Две-три беседы с Козловым не дали Климу ничего нового, но очень укрепили то, чем Козлов насытил его в первое посещение. Клим услышал еще несколько анекдотов о предводителях дворянства, о богатых купцах, о самодурстве и озорстве.
— Озоруют у нас от избытка сил, хвастун Садко дурит, неуемный Васька Буслаев силою кичится, — толковал старик историк, разливая по стаканам ароматный, янтарного цвета чай.
Самгин понимал, что Козлов рассуждает наивно, но слушал почтительно и молча, не чувствуя желания возражать, наслаждаясь песней, слова которой хотя и глупы, но мелодия хороша.
Раскалывая щипцами сахар на мелкие кусочки, Козлов снисходительно поучал:
— А критикуют у нас от конфуза пред Европой, от самолюбия, от неумения жить. по-русски. Господину Герцену хотелось Вольтером быть, ну и у других критиков — у каждого своя мечта. Возьмите лепешечку, на вишневом соке замешана; домохозяйка моя — неистощимой изобретательности по части печева, — талант!
Оса гудела, летая над столом, старик, следя за нею, дождался, когда она приклеилась лапками к чайной ложке, испачканной вареньем, взял ложку и обварил осу кипятком из-под крана самовара.
— Я, разумеется, не против критики, — продолжал он голосом, еще более окрепшим. — Критики у нас всегда были, и какие!

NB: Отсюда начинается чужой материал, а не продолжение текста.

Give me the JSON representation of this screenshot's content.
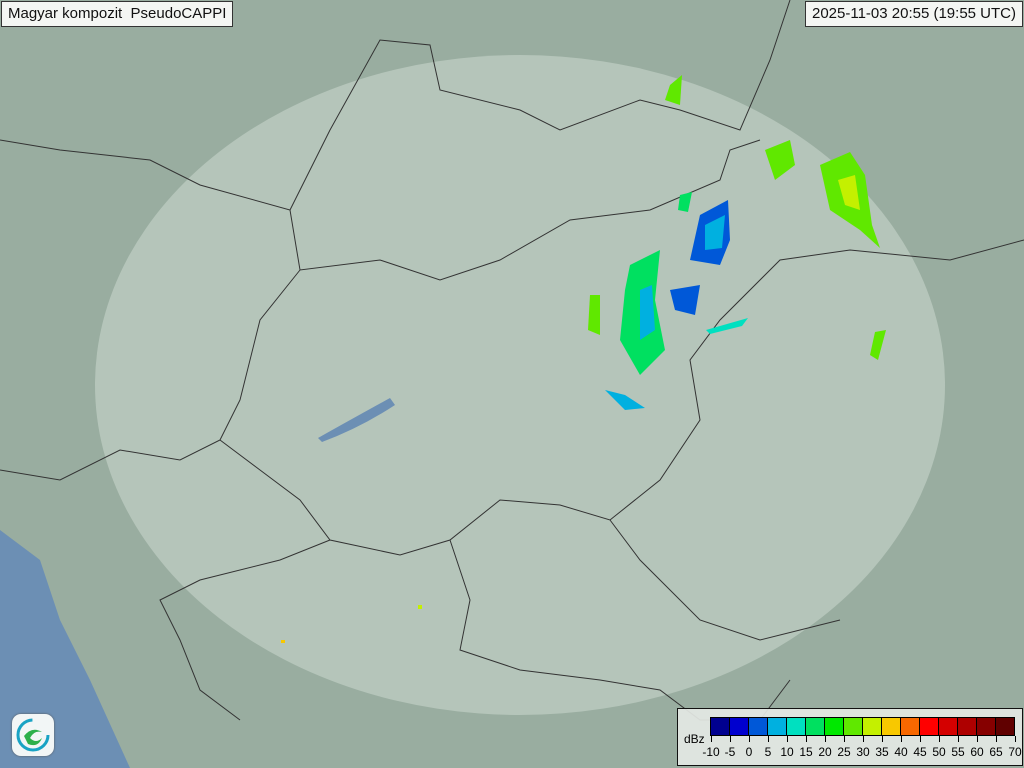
{
  "header": {
    "title": "Magyar kompozit  PseudoCAPPI",
    "timestamp": "2025-11-03 20:55 (19:55 UTC)"
  },
  "legend": {
    "unit": "dBz",
    "ticks": [
      "-10",
      "-5",
      "0",
      "5",
      "10",
      "15",
      "20",
      "25",
      "30",
      "35",
      "40",
      "45",
      "50",
      "55",
      "60",
      "65",
      "70"
    ],
    "colors": [
      "#00008f",
      "#0000cf",
      "#0058d8",
      "#00b0e0",
      "#00e0c0",
      "#00e060",
      "#00e800",
      "#60e800",
      "#c4f000",
      "#f8c800",
      "#f86800",
      "#ff0000",
      "#d40000",
      "#ae0000",
      "#860000",
      "#600000"
    ]
  },
  "map": {
    "base_color": "#8fa59a",
    "coverage_color": "#d8e2da",
    "water_color": "#6c8fb4",
    "border_color": "#333333"
  },
  "logo": {
    "icon": "swirl-logo-icon"
  }
}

Котошихин, например, князь Курбский, даже Екатерина Великая критикой не брезговала.
Он сокрушенно развел руками и чмокнул:
— Но все, знаете, как-то таинственно выходило: Котошихину даже и шведы голову отрубили, Курбский — пропал в нетях, распылился в Литве, не оставив семени своего, а Екатерина — ей бы саму себя критиковать полезно. Расскажу о ней нескромный анекдотец, скромного-то о ней ведь не расскажешь.